虽松格里怕有人因为眼红不老实; 并没有说侧福晋的事情; 但是生阿哥和格格; 肯定不会是一样的待遇,没看武氏被晋升为侧福晋,张氏才得了个庶福晋的位子么?
张氏欣喜的心; 也跟着落了下来,虽然脸上还有喜色,到底是淡了几分。
她面上看不出什么,可心里头却已经有了成算。
不单是她,只要还想着往上爬的后院女子,个个都是看似镇定,实际上摩拳擦掌,只待离开正院后,就开始好戏上场。
“我话说在前头,若是你们有孕,无论如何我都会替你们张目,但若是因为眼红别人有孕,用那等子下三滥的手段危害府中子嗣,可别怪我没提前提醒你们,小佛堂里可还空得很呢。”松格里很满意这些女人的上进,但是她还是先把丑话说在了前头。
她是想要四爷府子嗣丰盈,并且把四爷的注意力从正院挪开不假,但是她并没有让府里头乱起来的打算。
什么手段都敢用的女人,往往就什么人都敢动,虽然弘晖和弘旸身边被她和四爷护的铁桶一般,不怕一万就怕万一。
“是,婢妾(妾身)谨记福晋教诲。”众女子都摇曳生姿的蹲下来曼声应诺。
不管心思如何,起码有宋氏和钮祜禄氏的悲惨例子在,眼下是没人有其他心思的。
接下来,四爷又久违的感受到了后院女人们挡都挡不住的热情。
即便他一直冷着脸,气压很低,仍挡不住汤汤水水和脂粉花香在自己身边打转。
许是已经经历过一次,许是心里藏着别的事儿,四爷并未像以前那般,新奇又享受后院女眷的追捧。
甚至因为被李佳氏拦住脚步,将她呵斥了一顿后,他心里头的郁闷怎么都关不住了。
当天晚上,四爷一个人在外院喝多了。
“去正院!”喝多以后,四爷带着满身酒气就想往外走。
“哎哟,爷……我的爷,您看看这都什么时辰了。福晋该是歇下了,不如明儿个等您酒醒了再去?”苏培盛眼见着四爷喝下了一坛子烈酒,因为他的习惯问题,不敢靠近,只在边上,急的都快哭出来了。
“不等!现在就去!”四爷轻轻踹了苏培盛一脚,将他踹到一边,出了门就趔趄着正院走。
苏培盛见四爷还知道控制力气,内心纠结着,到底是赶紧爬起来扑打干净身上的饿尘土,拿着大氅就追出去了。
看样子,四爷并没有像他以为的那么醉,可无论如何,都腊月里了,喝了酒身上热,可别冻出个好歹来。
好在四爷到正院的时候,松格里刚洗漱完,正让明言给她通头呢。
听见门外的响动和请安声儿,松格里皱了皱眉头,没等她站起身出去,四爷就歪歪斜斜的进来了。
“都出去!”因为天气冷,四爷脸上还是白皙的很,只有两腮的地方有些微的红,他进来就面无表情的吩咐了一句。

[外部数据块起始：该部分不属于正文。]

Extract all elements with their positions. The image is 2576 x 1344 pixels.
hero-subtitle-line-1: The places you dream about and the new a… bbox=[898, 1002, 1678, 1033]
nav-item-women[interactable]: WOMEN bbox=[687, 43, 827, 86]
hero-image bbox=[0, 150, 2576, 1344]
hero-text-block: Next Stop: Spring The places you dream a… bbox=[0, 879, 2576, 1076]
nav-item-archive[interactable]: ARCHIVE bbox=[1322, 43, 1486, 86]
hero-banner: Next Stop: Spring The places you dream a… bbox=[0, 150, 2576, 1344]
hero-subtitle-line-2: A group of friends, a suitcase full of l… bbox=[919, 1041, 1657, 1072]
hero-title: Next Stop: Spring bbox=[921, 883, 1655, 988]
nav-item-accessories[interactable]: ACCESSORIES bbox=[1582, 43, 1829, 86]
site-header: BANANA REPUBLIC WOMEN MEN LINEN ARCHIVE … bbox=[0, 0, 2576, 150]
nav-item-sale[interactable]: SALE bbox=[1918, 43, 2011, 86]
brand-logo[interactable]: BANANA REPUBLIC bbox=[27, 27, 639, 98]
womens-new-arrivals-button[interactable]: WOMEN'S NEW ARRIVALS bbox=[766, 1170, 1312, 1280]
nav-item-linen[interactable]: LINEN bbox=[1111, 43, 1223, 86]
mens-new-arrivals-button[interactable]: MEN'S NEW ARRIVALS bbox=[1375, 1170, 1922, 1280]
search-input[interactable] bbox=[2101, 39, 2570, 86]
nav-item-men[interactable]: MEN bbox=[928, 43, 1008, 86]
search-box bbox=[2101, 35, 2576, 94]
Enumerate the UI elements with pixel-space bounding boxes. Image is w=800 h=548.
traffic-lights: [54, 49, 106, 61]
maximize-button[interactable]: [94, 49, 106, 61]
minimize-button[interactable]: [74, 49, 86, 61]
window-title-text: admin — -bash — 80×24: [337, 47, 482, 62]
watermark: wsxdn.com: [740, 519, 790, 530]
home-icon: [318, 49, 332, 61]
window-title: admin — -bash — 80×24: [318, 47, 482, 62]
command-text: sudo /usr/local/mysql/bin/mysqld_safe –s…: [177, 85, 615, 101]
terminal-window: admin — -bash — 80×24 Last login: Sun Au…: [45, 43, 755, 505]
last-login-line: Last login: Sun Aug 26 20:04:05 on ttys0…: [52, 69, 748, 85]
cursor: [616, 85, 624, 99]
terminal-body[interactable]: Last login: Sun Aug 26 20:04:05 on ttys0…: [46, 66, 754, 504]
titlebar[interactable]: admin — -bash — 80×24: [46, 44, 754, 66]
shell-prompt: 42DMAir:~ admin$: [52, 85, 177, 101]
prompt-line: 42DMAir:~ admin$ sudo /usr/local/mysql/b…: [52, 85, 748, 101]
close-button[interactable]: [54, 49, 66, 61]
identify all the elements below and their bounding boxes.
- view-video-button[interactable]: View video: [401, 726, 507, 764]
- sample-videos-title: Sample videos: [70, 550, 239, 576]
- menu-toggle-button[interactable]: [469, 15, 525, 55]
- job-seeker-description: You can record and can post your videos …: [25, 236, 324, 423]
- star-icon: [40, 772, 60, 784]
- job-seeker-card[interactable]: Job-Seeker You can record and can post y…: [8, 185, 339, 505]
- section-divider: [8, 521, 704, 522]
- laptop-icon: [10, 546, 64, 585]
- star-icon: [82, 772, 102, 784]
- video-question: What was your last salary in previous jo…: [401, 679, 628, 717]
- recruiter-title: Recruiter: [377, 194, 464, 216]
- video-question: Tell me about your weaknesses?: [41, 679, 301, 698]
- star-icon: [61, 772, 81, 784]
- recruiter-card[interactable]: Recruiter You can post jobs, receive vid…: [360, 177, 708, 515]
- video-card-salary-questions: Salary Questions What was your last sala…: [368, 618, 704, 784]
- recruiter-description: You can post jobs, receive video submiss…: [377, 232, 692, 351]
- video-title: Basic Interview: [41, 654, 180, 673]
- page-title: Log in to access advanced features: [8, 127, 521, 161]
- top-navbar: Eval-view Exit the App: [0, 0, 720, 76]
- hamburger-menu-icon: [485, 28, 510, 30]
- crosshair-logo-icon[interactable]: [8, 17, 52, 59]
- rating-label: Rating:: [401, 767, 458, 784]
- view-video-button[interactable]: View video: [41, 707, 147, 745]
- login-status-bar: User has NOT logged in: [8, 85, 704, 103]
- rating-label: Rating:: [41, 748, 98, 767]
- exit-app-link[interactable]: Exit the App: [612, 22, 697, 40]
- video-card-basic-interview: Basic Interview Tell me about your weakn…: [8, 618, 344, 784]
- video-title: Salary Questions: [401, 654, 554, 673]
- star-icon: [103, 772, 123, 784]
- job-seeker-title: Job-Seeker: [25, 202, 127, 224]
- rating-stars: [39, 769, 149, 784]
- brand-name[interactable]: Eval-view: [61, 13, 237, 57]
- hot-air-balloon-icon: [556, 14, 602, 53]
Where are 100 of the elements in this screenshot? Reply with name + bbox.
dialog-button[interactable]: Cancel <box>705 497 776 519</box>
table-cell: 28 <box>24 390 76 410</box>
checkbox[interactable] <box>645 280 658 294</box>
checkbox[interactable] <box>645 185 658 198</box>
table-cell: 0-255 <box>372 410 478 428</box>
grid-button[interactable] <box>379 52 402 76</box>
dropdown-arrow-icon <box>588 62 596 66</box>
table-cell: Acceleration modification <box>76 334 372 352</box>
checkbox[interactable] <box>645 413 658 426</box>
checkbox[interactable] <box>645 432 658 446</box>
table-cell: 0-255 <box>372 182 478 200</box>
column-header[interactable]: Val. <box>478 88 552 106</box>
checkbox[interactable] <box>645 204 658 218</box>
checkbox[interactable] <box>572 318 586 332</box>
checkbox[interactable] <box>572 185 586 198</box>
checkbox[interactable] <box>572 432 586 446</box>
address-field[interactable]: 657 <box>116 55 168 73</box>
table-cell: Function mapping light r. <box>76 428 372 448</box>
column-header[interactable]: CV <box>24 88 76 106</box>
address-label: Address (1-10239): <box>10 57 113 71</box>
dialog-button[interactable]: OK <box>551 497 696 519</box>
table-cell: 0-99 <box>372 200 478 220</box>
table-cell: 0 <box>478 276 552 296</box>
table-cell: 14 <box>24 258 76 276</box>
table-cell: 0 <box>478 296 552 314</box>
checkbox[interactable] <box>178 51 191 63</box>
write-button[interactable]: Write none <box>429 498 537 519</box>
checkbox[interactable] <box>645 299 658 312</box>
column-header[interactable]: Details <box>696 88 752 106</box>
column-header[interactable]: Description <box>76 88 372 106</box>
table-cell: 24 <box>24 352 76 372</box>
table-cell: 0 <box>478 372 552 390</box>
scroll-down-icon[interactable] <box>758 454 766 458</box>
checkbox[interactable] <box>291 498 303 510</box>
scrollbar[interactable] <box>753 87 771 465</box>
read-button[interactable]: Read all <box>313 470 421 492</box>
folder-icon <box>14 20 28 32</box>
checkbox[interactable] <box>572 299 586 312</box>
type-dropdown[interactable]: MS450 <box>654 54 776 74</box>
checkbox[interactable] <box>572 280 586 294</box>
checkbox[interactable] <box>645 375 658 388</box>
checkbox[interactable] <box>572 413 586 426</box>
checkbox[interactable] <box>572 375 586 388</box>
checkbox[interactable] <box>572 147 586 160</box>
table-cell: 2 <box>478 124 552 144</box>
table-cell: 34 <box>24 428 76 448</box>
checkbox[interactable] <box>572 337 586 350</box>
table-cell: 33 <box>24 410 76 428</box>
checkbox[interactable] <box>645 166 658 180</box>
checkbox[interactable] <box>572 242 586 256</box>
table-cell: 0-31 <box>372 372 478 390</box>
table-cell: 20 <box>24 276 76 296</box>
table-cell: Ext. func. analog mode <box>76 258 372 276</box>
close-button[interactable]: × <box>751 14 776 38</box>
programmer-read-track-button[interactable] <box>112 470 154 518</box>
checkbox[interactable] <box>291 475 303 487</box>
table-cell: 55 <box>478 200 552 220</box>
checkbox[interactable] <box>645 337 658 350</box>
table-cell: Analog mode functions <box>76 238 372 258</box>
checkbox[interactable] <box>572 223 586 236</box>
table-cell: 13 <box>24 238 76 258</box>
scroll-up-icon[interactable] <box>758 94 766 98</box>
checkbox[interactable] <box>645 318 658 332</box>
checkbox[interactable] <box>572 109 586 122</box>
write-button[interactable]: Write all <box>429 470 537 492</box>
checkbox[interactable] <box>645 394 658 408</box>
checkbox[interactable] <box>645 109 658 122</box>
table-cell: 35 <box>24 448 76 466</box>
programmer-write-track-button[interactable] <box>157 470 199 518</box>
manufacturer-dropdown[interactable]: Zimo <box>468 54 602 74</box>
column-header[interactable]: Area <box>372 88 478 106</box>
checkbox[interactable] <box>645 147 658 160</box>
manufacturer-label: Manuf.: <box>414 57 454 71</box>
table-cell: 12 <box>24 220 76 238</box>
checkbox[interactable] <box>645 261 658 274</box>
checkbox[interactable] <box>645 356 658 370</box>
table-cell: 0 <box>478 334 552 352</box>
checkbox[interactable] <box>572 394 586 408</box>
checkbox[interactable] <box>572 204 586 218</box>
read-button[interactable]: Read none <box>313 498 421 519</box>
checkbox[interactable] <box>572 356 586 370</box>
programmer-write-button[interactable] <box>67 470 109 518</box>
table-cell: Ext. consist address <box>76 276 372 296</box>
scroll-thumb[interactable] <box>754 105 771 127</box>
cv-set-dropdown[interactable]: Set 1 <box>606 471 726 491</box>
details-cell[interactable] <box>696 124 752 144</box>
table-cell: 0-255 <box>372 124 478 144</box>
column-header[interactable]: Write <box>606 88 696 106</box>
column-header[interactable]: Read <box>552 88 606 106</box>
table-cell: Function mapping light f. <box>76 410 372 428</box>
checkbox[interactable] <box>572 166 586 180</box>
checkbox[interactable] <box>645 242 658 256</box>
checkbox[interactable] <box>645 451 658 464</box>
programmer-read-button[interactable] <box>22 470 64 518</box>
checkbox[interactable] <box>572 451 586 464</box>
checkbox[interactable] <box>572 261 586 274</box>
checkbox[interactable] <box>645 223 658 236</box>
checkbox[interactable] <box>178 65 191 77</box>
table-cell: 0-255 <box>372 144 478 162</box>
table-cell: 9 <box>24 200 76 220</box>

闻道四爷进来后满屋子浓郁的酒气,松格里内心深深叹了口气,冲几个人摆了摆手。
等下人们都走了,松格里才站起身,给四爷倒了杯热茶:
“爷晚上喝这么多酒,第二天起来怕是要难受,一会儿让明谨给您煮些醒酒汤,您喝点儿,别耽误明天的要事。”